The private banking officers who do business in Miami's sleek glass towers joke that they like to personally escort clients up from the lobby-just to make sure they don't get off on the wrong floor.

With so many banks and brokerage houses packed into those towers, they worry that wealthy Latin American clients will wander into a rival's office and never be heard from again.

"The competition is fierce in Miami," said Steve Phillips, manager of international banking at Union Planters Corp., a Memphis-based banking company with a large presence in Florida.

It is getting fiercer yet, because bankers like Mr. Phillips have a hot new product to compete over: offshore mutual funds.

While Latin Americans have long turned to the banks along Miami's financial strip for trade finance and for private investment accounts, they are now looking to them as doorways into the booming U.S. fund market.

To do so, they are investing in offshore funds. Often clones of U.S. funds, offshore funds are created specifically for non-U.S. investors and registered in tax havens such as the Cayman Islands and Luxembourg.

Mutual fund companies, eager to tap the demand from Chileans, Argentinians, Brazilians, and other Latin American investors, are racing to create offshore funds and dispatch salespeople to Miami to find distribution partners.

"The gathering of assets from the international community has been explosive," said Bernardo Lozano, regional vice president for MFS International, which was one of the first fund companies to plant its flag in Miami, about five years ago.

The unit of Massachusetts Financial Services, a Boston fund company, has more than $3.5 billion in its offshore fund family. It saw its sales to Latin American clients rise 45% last year.

Among the newcomers to Miami that are turning heads is Janus, which created an offshore fund family last year and has already garnered $500 million of assets under management, almost half of that from Latin America.

"Miami has really become the private banking center for the Americas," said Randolph Clark, Latin America regional director for the Denver-based fund company. "And the mutual fund business has steadily increased over the last five years."

The demand has also spurred a new or increased presence in Miami by companies like Alliance Capital, Putnam Investments, Franklin-Templeton Group, and Scudder Kemper Investments, which use banks and brokers to distribute their funds.

"We've seen increased activity on behalf of the providers-the MFSs, the Fidelitys, the Putnams," said the president of one bank's international arm in Miami. "They're following the demand from the market."

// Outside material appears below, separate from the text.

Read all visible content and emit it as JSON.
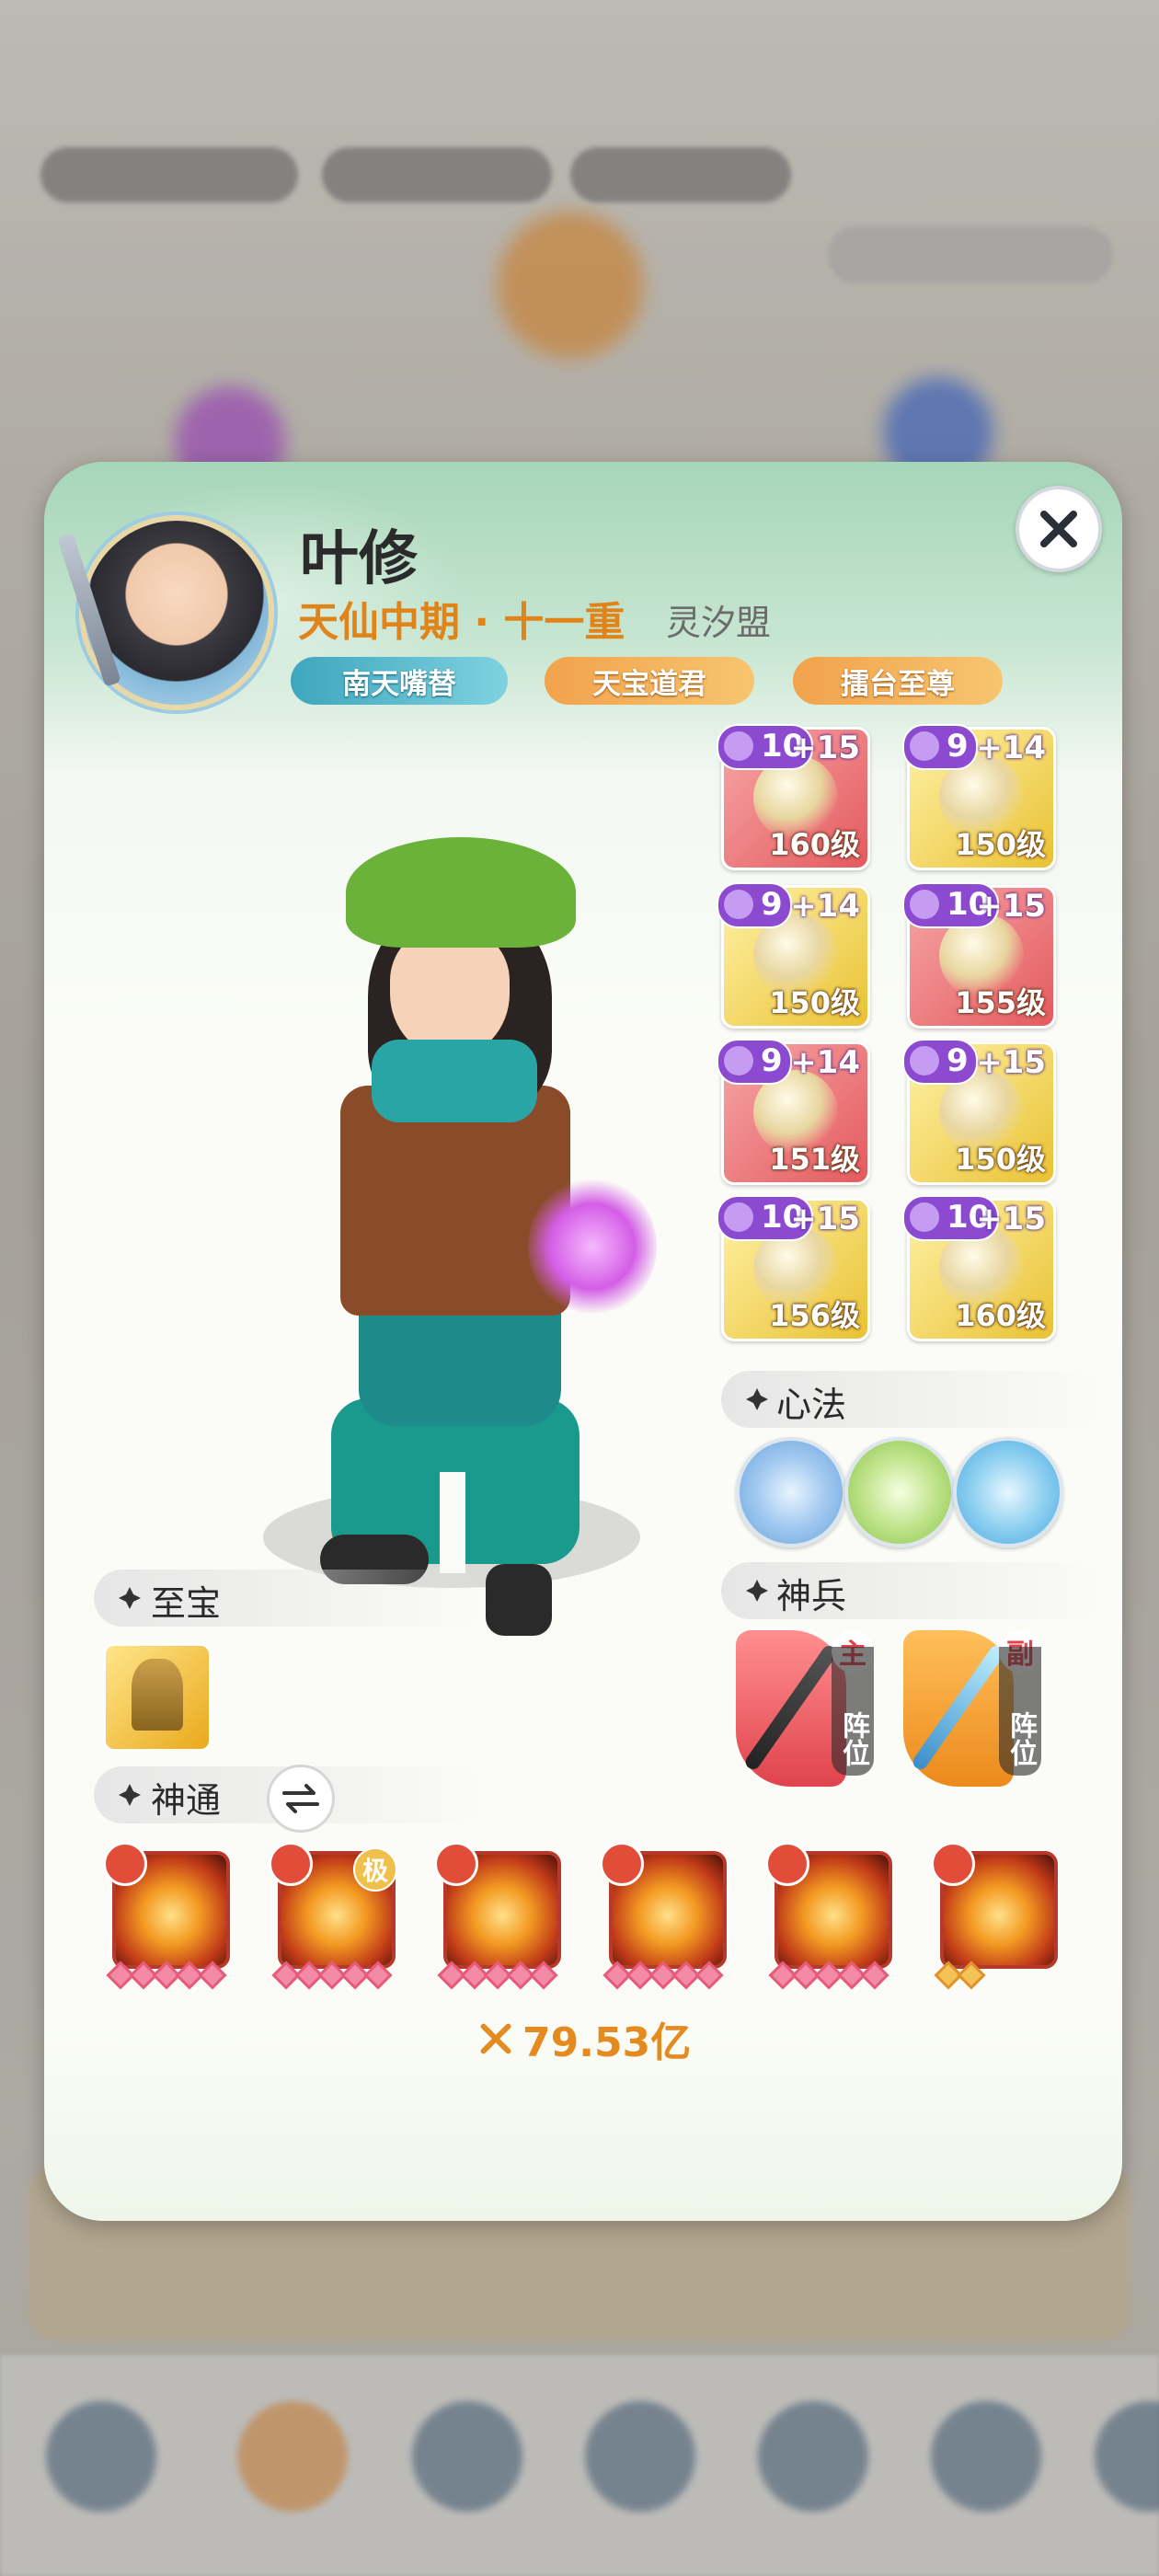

Offshore fund sales at the bank, a niche player in the business, have doubled over the past three years, said the executive, who spoke on condition of anonymity.

Among the factors fueling Latin Americans' demand for offshore funds is the region's recovery from the debt crisis of the early 1980s.

That has created a middle class with money to invest. At the same time, the financial media have broadcast the success of U.S. mutual funds and helped those investors climb the sophistication curve.

"Cable television has been phenomenal as an educational vehicle for private banking clients," said Mr. Phillips, the Union Planters executive. "CNN is everywhere."

Without offshore funds, many Latin American investors could not take advantage of the U.S. bull market, because many countries mandate that domestically based funds invest mostly in stocks of that country.

Having money stashed away overseas is also a way to protect it against political turmoil at home-not to mention shielding it from local taxes.

The surge in offshore mutual fund demand from Latin America reflects a global trend. By June of last year, assets under management in offshore funds had risen to $108.9 billion, from $6.8 billion in 1990 and $644 million in 1984, according to Lipper Inc.

Miami has emerged as a private banking hub for Latin America because of its central location. The international business has helped make Spanish virtually as common as English in the city-and Portuguese is growing fast as a third language.

The traffic in and out of Miami International Airport is fast and furious: Latin American clients come to the city to do their banking and investing and private banking officers travel to Latin America to meet clients, often at correspondent banks.

Mutual fund wholesalers like Mr. Clark of Janus spend their time darting around Latin America to provide support and sales training to the bankers and brokers and then return to the United States to knock on banks' and brokers' doors to try to set up more wholesaling agreements.

"I'm sure American Airlines is very happy," said Steve Marks, managing director of international sales with Eaton Vance Distributors, a Boston fund company that is a niche player in the market.

A key to increased mutual fund sales is the fact that Latin American correspondent banks have embraced the concept of fee-based investment products, fund executives say.

"Latin America perceived mutual funds as threats to their deposits," Mr. Clark said. "Only recently have they begun to recognize them as a source of income."

It's not just Latin American and American banks that are hip to the market. More and more European institutions have been setting up shop here.

In fact, there are some 60 foreign bank offices alone in Miami.

But for all that, the market is not saturated quite yet, said Mr. Phillips.

"It's a boom," he said. "We literally can't keep enough marketing material on hand to send to people."